Shailene Woodley Anchors the Taut and Compelling “Adrift”
There’s nothing particularly new about a “man versus sea” tale, but having a female protagonist enables the new film “Adrift” to immediately stand out. A number of other qualities give the movie adventure distinction as well. For starters, it’s a true story, based on Tami Oldham’s incredible 2002 biography Red Sky in Mourning: A True Story of Love, Loss, and Survival at Sea. Also, most of the principal photography was done on the ocean, not in a soundstage tank, and it gives everything an air of utter authenticity. Finally, Tami is played here by Shailene Woodley, one of the most likable and naturalistic actresses working today. The 26-year-old gives an intrepid performance in a physically demanding role that places her onscreen the entire 1 hour and 36-minute runtime.
A very similar story was told in 2013’s “All is Lost” with Robert Redford as a senior fighting to stay alive out on the water after his boat was devastated by an accident. To make Tami’s narrative stand out from such predecessors, screenwriters Aaron Kandell, Jordan Kandell, and David Branson Smith wove flashbacks of her happier times with boyfriend Richard (Sam Claflin) throughout the story of their trials at sea after their yacht is pummeled by a nasty storm. These flashbacks don’t disrupt the tension in the survival tale, but rather, give context to it. One showcases Richard helping Tami learn the ropes aboard his boat while on a date, followed by a life and death scene at sea where she had to incorporate that knowledge to keep afloat.
Due to Richard’s injuries after the storm, Tami was the only one physically able to commandeer the boat. She has to perform trying tasks such as diving under the boat while holding her breath to loosen a sail committing drag. Tami also had to take care of minor jobs too, such as playing guitar to keep spirits up. It’s a role that finds Woodley in constant motion, running up and down the deck, swimming, salvaging, you name it. She appears to be doing most of the stunt work as well, rendered all the more impressive by the fact that she’s doing it barefoot and wearing few clothes.

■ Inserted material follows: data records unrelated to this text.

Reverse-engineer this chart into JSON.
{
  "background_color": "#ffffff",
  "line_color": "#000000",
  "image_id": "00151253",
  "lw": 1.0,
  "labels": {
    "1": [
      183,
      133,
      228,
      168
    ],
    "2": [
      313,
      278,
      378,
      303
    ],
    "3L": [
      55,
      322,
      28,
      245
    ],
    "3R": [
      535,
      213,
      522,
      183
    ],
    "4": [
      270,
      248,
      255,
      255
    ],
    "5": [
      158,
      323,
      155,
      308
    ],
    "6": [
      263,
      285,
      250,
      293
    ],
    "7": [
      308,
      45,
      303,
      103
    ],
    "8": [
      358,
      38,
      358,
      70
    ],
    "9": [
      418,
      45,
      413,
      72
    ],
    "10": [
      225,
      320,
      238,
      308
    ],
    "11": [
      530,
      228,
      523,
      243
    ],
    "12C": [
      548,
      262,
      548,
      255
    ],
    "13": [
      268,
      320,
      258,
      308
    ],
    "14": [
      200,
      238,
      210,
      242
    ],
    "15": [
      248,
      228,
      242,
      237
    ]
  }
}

Woodley’s Tami is plucky and fierce, doing her best to keep things afloat, even though she was only 23 at the time and far from being a veteran sailor. We see the worry and desperation in her eyes and root for her each of the painful 30 plus days adrift. The slyest parts of the script are those moments resembling a psychological thriller where Tami must do whatever she can to refrain from losing her mind. She sings to her love, does yoga onboard, and even learns to eat sardines and hunt fish though she was a devout vegetarian.
Claflin crucially makes the audience care for him too, creating a boyfriend who is patient, loving and present in his way, even when Tami has to take care of everything due to Richard’s incapacitation. The two have a warm, easygoing chemistry together, playing off each other like two peas in a pod, and it’s hard to imagine the blunter Miles Teller in the role as originally planned.
Director Baltasar Kormakur has done wonders with “Man vs. Nature” themes before, as in 2015’s “Everest”, and he brings nothing if not authenticity to his approach. He insisted that the film shoot on the ocean whenever possible and almost all of the scenes at sea were shot off the coasts of Fiji and New Zealand. Three-time Oscar-winning cinematographer Robert Richardson moves his camera up and down the deck, above and below the water, and into every nook and cranny of the boat. It’s a virtuoso achievement, one that should be remembered when Academy Award nominations are handed out next year.
When the storm finally is shown in full force during the last 15 minutes, it’s an incredibly realistic CGI creation, but Kormakur doesn’t belabor the gale force. Instead, he keeps his taut drama focused on what happens to his two characters as they are tossed about in its wake. And even though Tami is badly wounded, she will rise to the occasion, becoming a sailor and savior. Against all the wind, waves, heat, and cold, it was she who proved to be the truest force of nature.